Many federal regulations are justified, some even necessary for a properly functioning market (like those that reinforce property rights and market mechanisms). Nevertheless, all rules come at a cost, and according to a 2005 study by the Small Business Administration, the cost of all rules currently on the books is $1.1 trillion annually. As Heritage Foundation Senior Research Fellow in Regulatory Policy James Gattuso documents, by almost every measure, regulatory burdens have risen under Bush.

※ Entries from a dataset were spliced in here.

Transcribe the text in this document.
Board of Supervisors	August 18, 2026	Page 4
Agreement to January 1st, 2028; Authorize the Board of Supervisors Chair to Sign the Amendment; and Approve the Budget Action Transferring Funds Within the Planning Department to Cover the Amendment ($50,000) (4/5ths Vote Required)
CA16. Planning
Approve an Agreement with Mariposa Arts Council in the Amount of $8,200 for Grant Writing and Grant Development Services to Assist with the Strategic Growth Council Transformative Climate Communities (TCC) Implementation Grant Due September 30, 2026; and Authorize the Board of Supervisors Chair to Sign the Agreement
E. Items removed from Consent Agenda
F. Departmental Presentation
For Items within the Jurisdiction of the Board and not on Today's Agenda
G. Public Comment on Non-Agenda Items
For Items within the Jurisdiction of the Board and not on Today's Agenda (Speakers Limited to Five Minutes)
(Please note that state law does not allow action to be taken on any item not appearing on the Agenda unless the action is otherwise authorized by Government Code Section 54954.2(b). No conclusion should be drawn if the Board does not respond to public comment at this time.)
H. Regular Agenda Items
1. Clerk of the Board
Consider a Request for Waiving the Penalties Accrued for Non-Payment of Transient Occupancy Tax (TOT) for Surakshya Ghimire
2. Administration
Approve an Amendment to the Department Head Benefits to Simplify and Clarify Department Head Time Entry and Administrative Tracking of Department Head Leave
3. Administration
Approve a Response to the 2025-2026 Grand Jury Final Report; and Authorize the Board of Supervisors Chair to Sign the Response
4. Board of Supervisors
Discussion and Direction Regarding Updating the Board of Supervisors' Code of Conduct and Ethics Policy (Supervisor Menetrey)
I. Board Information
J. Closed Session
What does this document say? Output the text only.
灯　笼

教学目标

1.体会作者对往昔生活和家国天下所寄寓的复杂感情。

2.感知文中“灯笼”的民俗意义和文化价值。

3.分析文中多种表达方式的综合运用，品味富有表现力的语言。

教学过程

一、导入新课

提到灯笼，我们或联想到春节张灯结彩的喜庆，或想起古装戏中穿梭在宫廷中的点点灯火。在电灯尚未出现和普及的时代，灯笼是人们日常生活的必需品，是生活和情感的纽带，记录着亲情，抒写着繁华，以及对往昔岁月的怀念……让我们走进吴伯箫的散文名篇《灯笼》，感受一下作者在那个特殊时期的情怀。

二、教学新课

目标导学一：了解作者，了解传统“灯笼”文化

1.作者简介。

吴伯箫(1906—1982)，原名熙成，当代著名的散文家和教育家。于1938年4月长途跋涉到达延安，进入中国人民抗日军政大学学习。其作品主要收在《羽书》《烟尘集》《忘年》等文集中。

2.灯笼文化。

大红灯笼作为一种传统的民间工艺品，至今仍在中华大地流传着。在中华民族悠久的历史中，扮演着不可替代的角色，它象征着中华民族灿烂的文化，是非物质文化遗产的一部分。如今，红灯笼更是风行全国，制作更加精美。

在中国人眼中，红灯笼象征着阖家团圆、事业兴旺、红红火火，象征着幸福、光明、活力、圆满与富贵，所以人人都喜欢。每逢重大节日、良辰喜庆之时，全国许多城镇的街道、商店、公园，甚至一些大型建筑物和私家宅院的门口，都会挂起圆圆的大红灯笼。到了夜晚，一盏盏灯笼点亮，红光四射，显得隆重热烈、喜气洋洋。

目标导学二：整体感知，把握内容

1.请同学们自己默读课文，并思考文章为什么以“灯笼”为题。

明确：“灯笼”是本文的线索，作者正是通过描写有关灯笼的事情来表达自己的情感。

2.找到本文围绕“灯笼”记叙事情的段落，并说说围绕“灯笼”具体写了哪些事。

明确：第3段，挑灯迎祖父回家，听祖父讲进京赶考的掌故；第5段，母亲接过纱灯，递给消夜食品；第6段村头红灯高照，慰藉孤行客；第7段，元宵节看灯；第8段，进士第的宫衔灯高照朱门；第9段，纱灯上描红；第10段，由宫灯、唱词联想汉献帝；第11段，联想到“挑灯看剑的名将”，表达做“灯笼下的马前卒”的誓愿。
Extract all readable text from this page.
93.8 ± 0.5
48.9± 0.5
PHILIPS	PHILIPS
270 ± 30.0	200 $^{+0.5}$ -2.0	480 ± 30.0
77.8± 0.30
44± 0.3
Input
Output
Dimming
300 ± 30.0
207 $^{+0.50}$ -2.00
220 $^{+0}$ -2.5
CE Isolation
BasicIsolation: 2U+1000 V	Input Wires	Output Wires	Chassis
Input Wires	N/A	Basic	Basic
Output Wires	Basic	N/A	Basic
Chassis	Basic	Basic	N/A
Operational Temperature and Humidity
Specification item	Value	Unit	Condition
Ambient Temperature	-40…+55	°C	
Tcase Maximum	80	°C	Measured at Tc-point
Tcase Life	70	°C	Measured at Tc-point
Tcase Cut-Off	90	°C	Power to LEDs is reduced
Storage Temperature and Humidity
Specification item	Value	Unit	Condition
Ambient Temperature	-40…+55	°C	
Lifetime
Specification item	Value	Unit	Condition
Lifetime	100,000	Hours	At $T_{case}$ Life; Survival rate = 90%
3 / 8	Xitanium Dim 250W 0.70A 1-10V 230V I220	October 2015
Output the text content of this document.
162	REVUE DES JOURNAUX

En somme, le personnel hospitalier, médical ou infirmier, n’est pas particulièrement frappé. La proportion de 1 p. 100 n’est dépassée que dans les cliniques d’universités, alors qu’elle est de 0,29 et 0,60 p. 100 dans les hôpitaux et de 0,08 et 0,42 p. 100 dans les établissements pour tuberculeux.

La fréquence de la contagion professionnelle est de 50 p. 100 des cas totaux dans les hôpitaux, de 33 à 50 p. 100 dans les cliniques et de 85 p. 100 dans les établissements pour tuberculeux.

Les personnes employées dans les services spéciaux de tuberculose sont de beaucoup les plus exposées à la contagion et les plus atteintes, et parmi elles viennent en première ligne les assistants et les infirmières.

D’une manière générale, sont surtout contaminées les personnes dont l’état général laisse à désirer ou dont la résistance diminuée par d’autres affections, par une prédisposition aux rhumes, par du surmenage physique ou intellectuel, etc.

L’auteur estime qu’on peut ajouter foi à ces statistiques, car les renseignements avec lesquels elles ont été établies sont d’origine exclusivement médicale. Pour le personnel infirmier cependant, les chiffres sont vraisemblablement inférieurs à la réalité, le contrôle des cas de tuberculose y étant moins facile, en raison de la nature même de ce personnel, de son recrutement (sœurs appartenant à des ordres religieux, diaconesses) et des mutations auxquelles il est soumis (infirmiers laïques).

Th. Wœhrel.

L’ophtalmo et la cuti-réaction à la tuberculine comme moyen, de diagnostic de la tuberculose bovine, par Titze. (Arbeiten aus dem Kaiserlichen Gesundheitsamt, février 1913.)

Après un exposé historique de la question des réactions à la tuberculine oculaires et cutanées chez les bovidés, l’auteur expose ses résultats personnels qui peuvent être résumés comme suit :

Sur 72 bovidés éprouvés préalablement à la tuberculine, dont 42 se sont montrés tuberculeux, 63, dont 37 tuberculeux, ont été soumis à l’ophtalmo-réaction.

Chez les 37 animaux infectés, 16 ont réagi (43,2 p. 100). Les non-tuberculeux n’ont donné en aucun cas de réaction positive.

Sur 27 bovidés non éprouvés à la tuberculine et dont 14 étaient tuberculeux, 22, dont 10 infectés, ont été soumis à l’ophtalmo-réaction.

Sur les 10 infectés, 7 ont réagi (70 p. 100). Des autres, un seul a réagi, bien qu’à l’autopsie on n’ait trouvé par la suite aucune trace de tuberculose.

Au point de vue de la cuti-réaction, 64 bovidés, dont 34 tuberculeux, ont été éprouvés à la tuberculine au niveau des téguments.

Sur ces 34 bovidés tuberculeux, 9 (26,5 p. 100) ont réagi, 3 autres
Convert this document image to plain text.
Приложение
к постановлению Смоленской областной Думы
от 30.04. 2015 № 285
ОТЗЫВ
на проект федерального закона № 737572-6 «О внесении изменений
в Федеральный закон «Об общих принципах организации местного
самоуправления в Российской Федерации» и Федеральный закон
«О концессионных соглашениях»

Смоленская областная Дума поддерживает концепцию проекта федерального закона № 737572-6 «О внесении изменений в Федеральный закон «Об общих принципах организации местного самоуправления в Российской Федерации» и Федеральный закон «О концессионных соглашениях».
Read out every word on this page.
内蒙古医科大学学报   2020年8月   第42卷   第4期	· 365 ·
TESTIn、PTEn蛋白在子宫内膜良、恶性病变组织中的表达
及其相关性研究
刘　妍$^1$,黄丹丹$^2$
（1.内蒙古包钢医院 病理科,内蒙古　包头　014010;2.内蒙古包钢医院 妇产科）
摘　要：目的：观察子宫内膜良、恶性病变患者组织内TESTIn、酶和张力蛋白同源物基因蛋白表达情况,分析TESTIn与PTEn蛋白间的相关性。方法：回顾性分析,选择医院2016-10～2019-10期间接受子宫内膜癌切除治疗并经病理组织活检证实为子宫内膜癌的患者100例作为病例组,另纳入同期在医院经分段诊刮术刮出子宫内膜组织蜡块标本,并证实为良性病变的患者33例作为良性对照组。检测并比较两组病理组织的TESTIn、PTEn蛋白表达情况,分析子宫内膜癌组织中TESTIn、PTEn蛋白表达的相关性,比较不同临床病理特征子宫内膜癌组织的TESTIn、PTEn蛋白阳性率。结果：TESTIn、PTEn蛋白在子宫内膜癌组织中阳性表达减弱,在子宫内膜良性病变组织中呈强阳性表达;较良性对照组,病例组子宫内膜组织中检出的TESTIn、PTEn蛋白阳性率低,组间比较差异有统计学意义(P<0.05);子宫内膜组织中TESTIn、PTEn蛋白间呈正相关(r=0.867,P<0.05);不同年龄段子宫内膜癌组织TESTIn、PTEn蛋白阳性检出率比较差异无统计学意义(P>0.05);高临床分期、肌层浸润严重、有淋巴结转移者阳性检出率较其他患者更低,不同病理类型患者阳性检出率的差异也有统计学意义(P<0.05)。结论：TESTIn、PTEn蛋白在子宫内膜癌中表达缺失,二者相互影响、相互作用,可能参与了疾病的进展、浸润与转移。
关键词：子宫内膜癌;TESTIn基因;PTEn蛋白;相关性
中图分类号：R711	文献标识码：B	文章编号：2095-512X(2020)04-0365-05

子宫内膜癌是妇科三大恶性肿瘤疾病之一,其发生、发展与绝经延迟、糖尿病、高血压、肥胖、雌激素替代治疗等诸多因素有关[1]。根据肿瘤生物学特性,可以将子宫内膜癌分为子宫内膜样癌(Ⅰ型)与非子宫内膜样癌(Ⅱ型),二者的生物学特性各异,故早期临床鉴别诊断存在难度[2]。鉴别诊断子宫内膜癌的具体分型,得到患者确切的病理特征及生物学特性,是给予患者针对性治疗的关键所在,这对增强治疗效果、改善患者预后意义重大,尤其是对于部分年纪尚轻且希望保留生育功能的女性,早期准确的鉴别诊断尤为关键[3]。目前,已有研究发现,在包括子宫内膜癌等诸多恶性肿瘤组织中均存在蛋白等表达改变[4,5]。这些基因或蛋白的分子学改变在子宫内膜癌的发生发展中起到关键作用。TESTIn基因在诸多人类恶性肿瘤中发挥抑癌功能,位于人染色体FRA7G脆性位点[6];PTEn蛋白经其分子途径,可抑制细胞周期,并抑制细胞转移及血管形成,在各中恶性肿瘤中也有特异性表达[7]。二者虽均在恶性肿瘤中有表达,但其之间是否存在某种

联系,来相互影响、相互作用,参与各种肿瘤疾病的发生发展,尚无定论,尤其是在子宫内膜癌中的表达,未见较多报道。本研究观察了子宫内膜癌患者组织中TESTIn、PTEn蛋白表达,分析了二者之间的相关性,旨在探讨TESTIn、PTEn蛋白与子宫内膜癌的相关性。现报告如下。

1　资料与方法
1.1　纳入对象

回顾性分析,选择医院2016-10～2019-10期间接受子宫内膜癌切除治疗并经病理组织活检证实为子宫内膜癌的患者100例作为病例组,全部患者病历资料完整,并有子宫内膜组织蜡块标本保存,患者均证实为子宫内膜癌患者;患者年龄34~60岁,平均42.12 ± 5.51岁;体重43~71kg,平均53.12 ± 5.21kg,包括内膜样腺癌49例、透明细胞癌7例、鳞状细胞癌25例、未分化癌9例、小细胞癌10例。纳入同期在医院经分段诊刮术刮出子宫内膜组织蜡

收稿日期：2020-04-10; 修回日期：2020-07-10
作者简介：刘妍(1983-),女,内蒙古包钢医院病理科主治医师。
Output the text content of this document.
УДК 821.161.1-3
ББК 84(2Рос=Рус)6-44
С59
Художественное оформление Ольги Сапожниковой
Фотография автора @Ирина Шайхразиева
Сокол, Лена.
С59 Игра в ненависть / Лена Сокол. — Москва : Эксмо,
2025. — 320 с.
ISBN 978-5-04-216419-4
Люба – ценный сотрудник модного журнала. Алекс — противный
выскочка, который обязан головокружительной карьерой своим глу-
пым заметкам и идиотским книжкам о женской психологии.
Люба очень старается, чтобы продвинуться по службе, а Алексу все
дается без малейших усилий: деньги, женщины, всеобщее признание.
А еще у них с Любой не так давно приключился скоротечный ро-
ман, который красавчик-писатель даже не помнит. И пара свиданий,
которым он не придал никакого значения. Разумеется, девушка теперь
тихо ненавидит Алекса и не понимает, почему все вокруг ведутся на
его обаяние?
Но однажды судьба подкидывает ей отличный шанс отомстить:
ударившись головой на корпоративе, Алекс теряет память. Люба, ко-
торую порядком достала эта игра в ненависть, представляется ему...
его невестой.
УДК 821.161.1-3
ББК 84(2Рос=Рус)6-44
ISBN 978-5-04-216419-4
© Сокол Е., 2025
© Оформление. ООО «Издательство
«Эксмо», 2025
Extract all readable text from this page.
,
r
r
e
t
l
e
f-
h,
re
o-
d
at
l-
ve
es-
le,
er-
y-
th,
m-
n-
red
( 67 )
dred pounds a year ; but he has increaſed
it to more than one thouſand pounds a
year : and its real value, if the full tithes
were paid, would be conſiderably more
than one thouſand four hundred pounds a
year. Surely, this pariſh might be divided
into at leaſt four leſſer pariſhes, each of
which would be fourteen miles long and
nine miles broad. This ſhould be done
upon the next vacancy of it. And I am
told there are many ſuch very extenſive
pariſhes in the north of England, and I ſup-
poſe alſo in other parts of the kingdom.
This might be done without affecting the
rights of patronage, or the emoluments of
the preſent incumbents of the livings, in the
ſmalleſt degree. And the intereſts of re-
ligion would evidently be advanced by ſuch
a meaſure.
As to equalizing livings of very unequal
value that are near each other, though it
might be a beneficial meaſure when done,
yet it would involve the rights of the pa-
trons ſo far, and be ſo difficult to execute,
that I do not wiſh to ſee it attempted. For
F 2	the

  • Regulatory Budget and Staffing Levels: Appropriations for federal regulatory agencies have increased 44% under Bush from $27 billion to $44.9 billion. Even excluding the federal takeover of airport screeners, the increase in regulatory budgets is still up 30% and non-Transportation Security Administration staff is up 11%.
  • Regulatory Page Counts: In 2007 the Federal Register (the publication all proposed and finalized rules must be published in) had 72,090 pages, higher than any year before 2000. In 2007, the Code of Federal Regulation (essentially the regulatory statute book) had 145,816 pages, more than 4,500 pages longer than when Bush took office.
  • The Number and Cost of Major Rules: Since Bush took office 98 rules have had an economic impact on the United States greater than $100 million. Of those 98, 75 have increased the regulatory burden and 23 have decreased it. More than half of the cost saving rules came from the FCC and SEC, two independent agencies Bush cannot directly control.
  • Cost Estimates: Since Bush took office, more than $28 billion in new regulatory costs have been inflicted on the American people. Only in 2001 when Bush repealed President Bill Clinton’s costly ergonomics rule, did overall regulatory costs decrease.

Historically, costly administrative rulemaking skyrockets in the waning days of a presidency. Under Clinton, $13.1 billion in regulations were promulgated in 2000–more than one-third higher than any other year of his term. The first President Bush was no different. He raised regulatory costs $12.5 billion in 1992. With decisions upcoming on greenhouse grasses and polar bear endangered species listing, the current Bush administration has the potential to out due both of his most recent predecessors. Imprudent action on either front could cost the U.S. economy hundreds of billions of dollars.

Quick Hits:

  • The National Oceanic and Atmospheric Administration announced yesterday that it will evaluate whether four kinds of seals inhabiting Alaska’s Bering Sea should be placed on the endangered species list because of melting sea ice.
  • A Department of Justice indictment alleges that Reps. Jim McDermott (D-Wash.) and Mike Thompson (D-Calif.) and ex-Rep. David Bonior (D-Mich.) were pawns of Saddam Hussein’s efforts to stay in power when they accepted a trip to visit Iraq in 2002.
  • Farmers in Argentina continue to strike in protest of new liberal President Cristina Fernández de Kirchner tax increase on grain exports.
  • Iran is asking he United States, Britain, France and Germany to apologize to the country’s leaders and scientists for damaging their reputations through U.N. Security Council sanctions resolutions.
  • Liberals in Mexico are fighting President Felipe Calderon’s efforts to open the government’s oil monopoly to international investment despite dwindling reserves.